Your partner’s family came to stay with you Monday... it’s now Thursday. So far, not a single person, including your partner, has offered to lift a finger to help you prepare, serve, or clean up after a meal. You’re at your breaking point. What do you do?
A) Ask nicely for some help, either privately from your partner or publicly to all the guests.
B) Say nothing the entire week, but simmer and text your friends about how much of a jerk your partner and your partner’s kin are.
C) Burn the house down with everybody inside it and go start a new life in Mexico.
If you answered “B,” congratulations, you may be a martyr! (If you answered “A” or “C,” sorry, this piece is not about you.)
What is it about women in relationships that makes us willing to suffer in pseudo-silence? Typically what happens is that when one of our loved ones is too clueless to pitch in or ask how we’re feeling, instead of speaking up, we toil and simultaneously seethe. Then, inevitably, the partner does or says something that finally sets us off, and we explode with a reaction that is way out of proportion to the actual crime. Not surprisingly, the partner reacts angrily, as we ourselves would if somebody tore our head off for a minor infraction like not clearing out the sink trap or failing to refresh the toilet paper. But then we read that hurt as a general insensitivity to all the work we’ve been doing.
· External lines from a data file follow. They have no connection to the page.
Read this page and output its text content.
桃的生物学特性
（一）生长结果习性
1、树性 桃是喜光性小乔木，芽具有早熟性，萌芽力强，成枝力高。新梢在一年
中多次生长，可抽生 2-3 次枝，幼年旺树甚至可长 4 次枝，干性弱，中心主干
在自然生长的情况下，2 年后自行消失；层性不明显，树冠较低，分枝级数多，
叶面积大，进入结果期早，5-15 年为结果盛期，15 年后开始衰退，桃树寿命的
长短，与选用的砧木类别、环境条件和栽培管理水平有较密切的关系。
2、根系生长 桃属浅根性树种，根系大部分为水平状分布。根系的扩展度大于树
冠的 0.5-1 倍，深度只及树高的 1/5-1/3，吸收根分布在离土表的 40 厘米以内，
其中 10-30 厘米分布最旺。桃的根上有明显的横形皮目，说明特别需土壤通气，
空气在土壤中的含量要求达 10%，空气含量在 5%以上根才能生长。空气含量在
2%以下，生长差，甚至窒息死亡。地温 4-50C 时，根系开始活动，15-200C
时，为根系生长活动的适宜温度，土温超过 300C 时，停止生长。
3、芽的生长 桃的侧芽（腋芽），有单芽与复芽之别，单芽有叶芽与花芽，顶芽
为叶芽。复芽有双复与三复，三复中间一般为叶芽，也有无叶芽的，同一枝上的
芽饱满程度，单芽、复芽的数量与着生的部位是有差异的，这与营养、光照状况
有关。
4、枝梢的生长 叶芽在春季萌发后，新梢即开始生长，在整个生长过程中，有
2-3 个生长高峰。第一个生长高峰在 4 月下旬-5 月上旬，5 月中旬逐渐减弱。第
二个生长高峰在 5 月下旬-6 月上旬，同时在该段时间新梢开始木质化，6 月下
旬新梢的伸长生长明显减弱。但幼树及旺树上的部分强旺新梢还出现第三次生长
Why is this a system that so many women (particularly hard-working moms) perpetuate?
I have a few theories. One is that we get this from watching our mothers. I did, anyway. Now, to be fair, my wonderful father has many great qualities, but being a good listener or picking up on emotional nuance is not one of them, so I understand why my mom doesn’t bother telling him often how it makes her feel when he “offers” her food that she cooked that he doesn’t like (my husband does this too sometimes and it drives me crazy. If you don’t want to eat what I cooked, that’s fine, but don’t try and lob it to me like you’re doing me a favor.)
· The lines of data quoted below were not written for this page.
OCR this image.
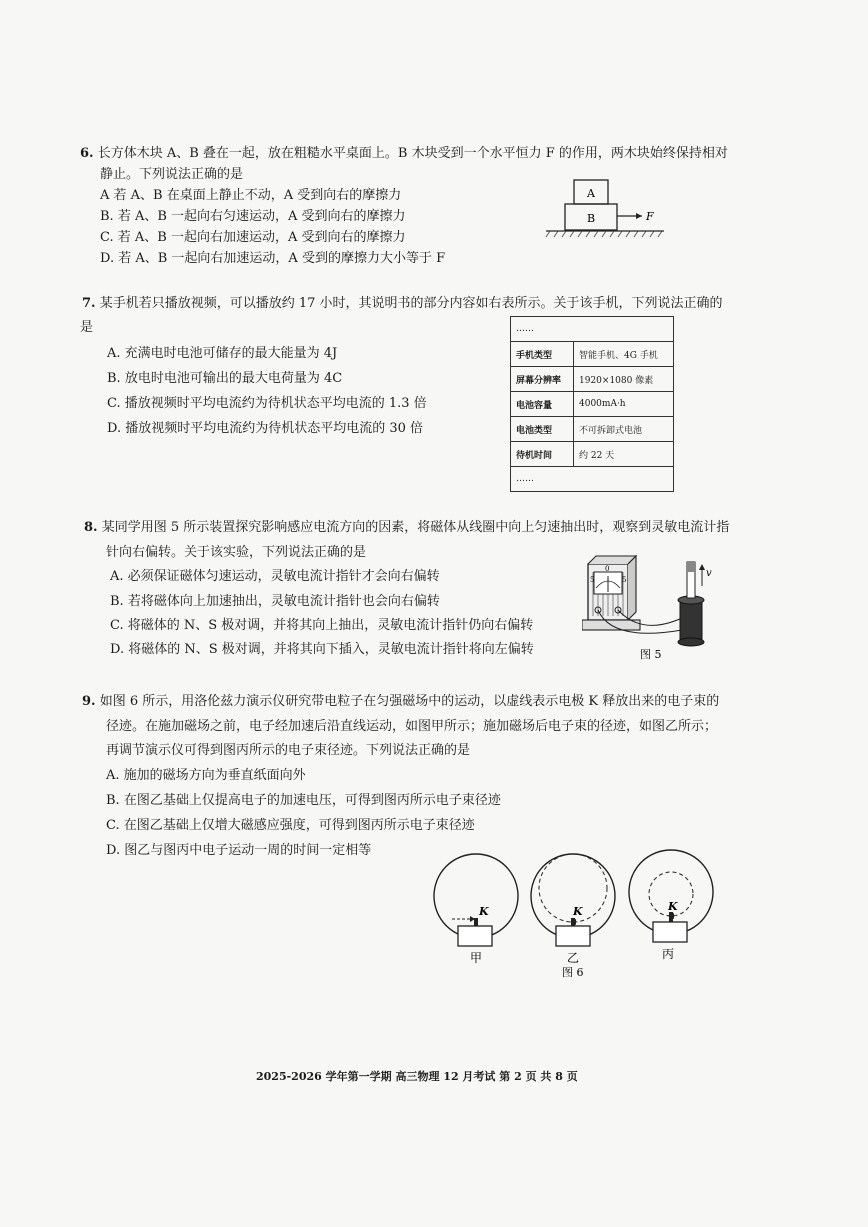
6. 长方体木块 A、B 叠在一起，放在粗糙水平桌面上。B 木块受到一个水平恒力 F 的作用，两木块始终保持相对
静止。下列说法正确的是
A 若 A、B 在桌面上静止不动，A 受到向右的摩擦力
B. 若 A、B 一起向右匀速运动，A 受到向右的摩擦力
C. 若 A、B 一起向右加速运动，A 受到向右的摩擦力
D. 若 A、B 一起向右加速运动，A 受到的摩擦力大小等于 F
A
B	F
7. 某手机若只播放视频，可以播放约 17 小时，其说明书的部分内容如右表所示。关于该手机，下列说法正确的
是
A. 充满电时电池可储存的最大能量为 4J
B. 放电时电池可输出的最大电荷量为 4C
C. 播放视频时平均电流约为待机状态平均电流的 1.3 倍
D. 播放视频时平均电流约为待机状态平均电流的 30 倍
……	
手机类型	智能手机、4G 手机
屏幕分辨率	1920×1080 像素
电池容量	4000mA·h
电池类型	不可拆卸式电池
待机时间	约 22 天
……	
8. 某同学用图 5 所示装置探究影响感应电流方向的因素，将磁体从线圈中向上匀速抽出时，观察到灵敏电流计指
针向右偏转。关于该实验，下列说法正确的是
A. 必须保证磁体匀速运动，灵敏电流计指针才会向右偏转
B. 若将磁体向上加速抽出，灵敏电流计指针也会向右偏转
C. 将磁体的 N、S 极对调，并将其向上抽出，灵敏电流计指针仍向右偏转
D. 将磁体的 N、S 极对调，并将其向下插入，灵敏电流计指针将向左偏转
5
0
5
v
图 5
9. 如图 6 所示，用洛伦兹力演示仪研究带电粒子在匀强磁场中的运动，以虚线表示电极 K 释放出来的电子束的
径迹。在施加磁场之前，电子经加速后沿直线运动，如图甲所示；施加磁场后电子束的径迹，如图乙所示；
再调节演示仪可得到图丙所示的电子束径迹。下列说法正确的是
A. 施加的磁场方向为垂直纸面向外
B. 在图乙基础上仅提高电子的加速电压，可得到图丙所示电子束径迹
C. 在图乙基础上仅增大磁感应强度，可得到图丙所示电子束径迹
D. 图乙与图丙中电子运动一周的时间一定相等
K
甲
K
乙
图 6
K
丙
2025-2026 学年第一学期 高三物理 12 月考试 第 2 页 共 8 页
It does nobody any favors to hold back from saying why you’re upset, unless you can just admit that sometimes you’re in a crap mood and it feels better to drag someone down with you
But on the other hand, for years she hosted Thanksgiving for 15+ people without asking or letting my father help, getting herself worked up every year. I used to ask her, “Why don’t you let Dad at least polish the silverware?” and she’d reply, “He probably wouldn’t do it right.” I know lots of other daughters whose mothers simply decided it would be easier to do things themselves (and get mad in the process) than to ask for help and have since picked up that this is just our plight—to do it ourselves because it’s easier that way. But the trap is that becomes the status quo.
Then there is the “S/he should know how I feel” philosophy that affects some women. Sure, we want to be treated with respect and kindness, but our partners aren’t mind readers. Just as we go about our days with our own concerns and can’t always control other people’s feelings, our partners are also doing the best they can. Very few of them can look at their partners who are in a passive-aggressive funk and discern why they are upset just by thinking or feeling hard enough. It does nobody any favors to hold back from saying why you’re upset, unless you can just admit that sometimes you’re in a crap mood and it feels better to drag someone down with you (but normally when we’re that pissed, we’re not that self-aware.)
I think the final, most real reason many of us struggle with the martyr complex is that it can be sincerely difficult to figure out how to ask for help. I know that after my son was born I struggled with the habit of just doing things myself, because some tasks seemed too small and stupid to ask someone to do (bring over some toilet paper), others too tedious (help with the laundry), others too large (watch my child while I went to the doctor’s.) I didn’t want to put people out or owe them. That's why this past Thanksgiving one of my proudest achievements was farming out small tasks to everybody in my family: my brother poured the drinks, my mother-in-law answered the door and took coats, and my father-in-law carved the turkey. I couldn’t have done it without them, but I also couldn’t have done it if I hadn’t been able to delegate and just surrender some control.
Suffering in silence is not something people tend to admire in anyone except maybe saints, and they’re all dead. Being a woman, a mom, a wife is difficult work on its own: we don’t need to contribute to our own hardships by thinking it’s somehow nobler to do so without speaking up. So if you think you’re a mommy martyr, not only are you not helping yourself by refusing to ask for help or speak up--you’re also setting a bad example for your kids if you choose to demonstrate that moms just do everyone’s work and slowly get mad. Speaking up for yourself is not only good for yourself, but good for everyone around you, too.